Bruins Director of Player Personnel John Ferguson Jr. was expected to be out in Colorado scouting the Avalanche/Blackhawks game on Tuesday night, and perhaps getting a long look at players like Gabriel Landeskog, Matt Duchene and Tyson Barrie among others.

The expectation is that 24-year-old Landeskog is in the middle of these trade discussions, and that he would be one of the players targeted by a Bruins team that could use more size on the wing, and more players that can put the puck in the net. Certainly Landeskog has done that in his brief NHL career after being a No. 2 overall pick, and has four 20-goal seasons on his resume prior to a disappointing, injury-plagued current season in Colorado.

The word around the league was that talks fizzled between the Bruins and Avs previously when Joe Sakic asked about the availability of the Colorado Springs native Carlo, and those discussions hit the same crunching roadblock that Winnipeg did in discussions with Boston about Jacob Trouba.

Perhaps that has changed in the last 24 hours after Cam Neely and Don Sweeney watched their Bruins completely no-show against the worst team in the Eastern Conference, the New York Islanders, on Monday afternoon.
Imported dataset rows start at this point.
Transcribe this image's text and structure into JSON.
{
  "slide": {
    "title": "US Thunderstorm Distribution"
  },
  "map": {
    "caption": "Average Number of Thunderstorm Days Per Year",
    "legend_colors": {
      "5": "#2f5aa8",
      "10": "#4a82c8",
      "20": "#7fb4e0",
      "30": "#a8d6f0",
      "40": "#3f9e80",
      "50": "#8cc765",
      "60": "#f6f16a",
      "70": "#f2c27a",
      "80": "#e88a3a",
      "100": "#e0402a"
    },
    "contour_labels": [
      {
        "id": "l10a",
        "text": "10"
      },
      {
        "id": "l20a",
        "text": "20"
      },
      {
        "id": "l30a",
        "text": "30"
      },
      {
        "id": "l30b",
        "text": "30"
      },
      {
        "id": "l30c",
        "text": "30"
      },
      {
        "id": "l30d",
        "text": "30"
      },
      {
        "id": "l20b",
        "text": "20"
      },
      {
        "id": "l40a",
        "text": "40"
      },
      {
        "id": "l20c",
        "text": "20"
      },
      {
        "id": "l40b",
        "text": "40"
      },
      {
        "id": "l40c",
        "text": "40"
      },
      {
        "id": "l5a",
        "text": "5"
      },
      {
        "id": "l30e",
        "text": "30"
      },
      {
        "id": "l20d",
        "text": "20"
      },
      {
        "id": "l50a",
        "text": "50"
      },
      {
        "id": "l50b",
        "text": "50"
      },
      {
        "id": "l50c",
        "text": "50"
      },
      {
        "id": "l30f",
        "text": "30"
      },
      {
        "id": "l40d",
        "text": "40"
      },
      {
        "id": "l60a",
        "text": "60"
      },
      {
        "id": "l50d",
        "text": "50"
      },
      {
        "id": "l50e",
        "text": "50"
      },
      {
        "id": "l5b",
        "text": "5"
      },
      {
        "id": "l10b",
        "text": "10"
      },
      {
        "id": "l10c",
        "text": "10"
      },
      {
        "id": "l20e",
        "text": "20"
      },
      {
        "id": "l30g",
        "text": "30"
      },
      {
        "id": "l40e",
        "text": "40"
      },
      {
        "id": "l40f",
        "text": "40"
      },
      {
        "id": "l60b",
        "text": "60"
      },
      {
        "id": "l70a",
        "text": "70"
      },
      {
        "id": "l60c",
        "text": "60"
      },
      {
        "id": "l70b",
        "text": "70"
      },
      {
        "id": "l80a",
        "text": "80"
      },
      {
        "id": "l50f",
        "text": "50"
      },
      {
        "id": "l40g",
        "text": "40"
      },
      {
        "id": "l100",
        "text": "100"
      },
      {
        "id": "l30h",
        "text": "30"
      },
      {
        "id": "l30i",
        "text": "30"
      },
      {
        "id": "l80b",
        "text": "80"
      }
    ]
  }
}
Now one would expect that Bruins management is getting desperate feeling that a third “Did Not Qualify” for the Stanley Cup playoffs could be in their future if they don’t make a bold, swift move to shake up their dazed hockey club.

But let’s not pull any punches here. The entire Bruins management group should be fired on the spot if they trade a 20-year-old, top pairing shutdown defenseman on an entry level contract like Carlo unless they are getting a bona fide superstar in return. Carlo, Charlie McAvoy and David Pastrnak should all be young, untouchable assets for a Bruins organization that is years away from legitimately holding a chance at a Stanley Cup.

Landeskog is not a bona fide superstar. He’s a good player that’s topped out at 26 goals and 65 points in the NHL, but he’s also the Captain on a horrendous, underachieving Avalanche team over the last three years.

If the price were right for Landeskog it would make all the sense in the world for the Bruins to deal him, but it’s a giant honking red flag that Colorado is looking to unload a player like him that’s signed for a reasonable $5.5 million price tag over the next four seasons. Teams don’t trade young players like that with term unless there’s more to the story, and that’s something the Bruins would do well to consider before giving up a player that could be a top-4 shutdown defenseman in Boston for the next 10 years.

Teams like the Bruins that are in reloading mode also shouldn’t be trading 20-year-old players for 24-year-old players that have already cashed in on their second contract. That’s exactly how the Bruins can get right back into salary cap trouble, and do it with a team that’s producing far less than the Peter Chiarelli groups that were at least still making the playoffs.  

Certainly the Bruins have other young D-men like Charlie McAvoy, Jakub Zboril and Jeremy Lauzon coming down the pipeline, but none of those defensemen are in the mold of a true shutdown D like the 6-foot-5 Carlo. With Zdeno Chara in the final few years of his career with the Black and Gold, the B’s are going to need Carlo to slide into that defensive stopper role given his size, strength, wing span and willingness to do the dirty work the D-zone.

That goes beyond the simple fact that rebuilding the back end with ALL of those young stud D-men is the best way to actually build the Bruins back up into a legitimate Eastern Conference power. 

It would be a giant mistake for the Bruins to ship away a player like Carlo with the hope Landeskog can put Boston over the hump for the playoffs this season, and perhaps ease some of the intense pressure currently weighing on Sweeney and Neely. That kind of desperate move smacks of doing it for all of the wrong reasons, and that’s one way to ensure that the Bruins will never escape the web of mediocrity that they’re currently caught in.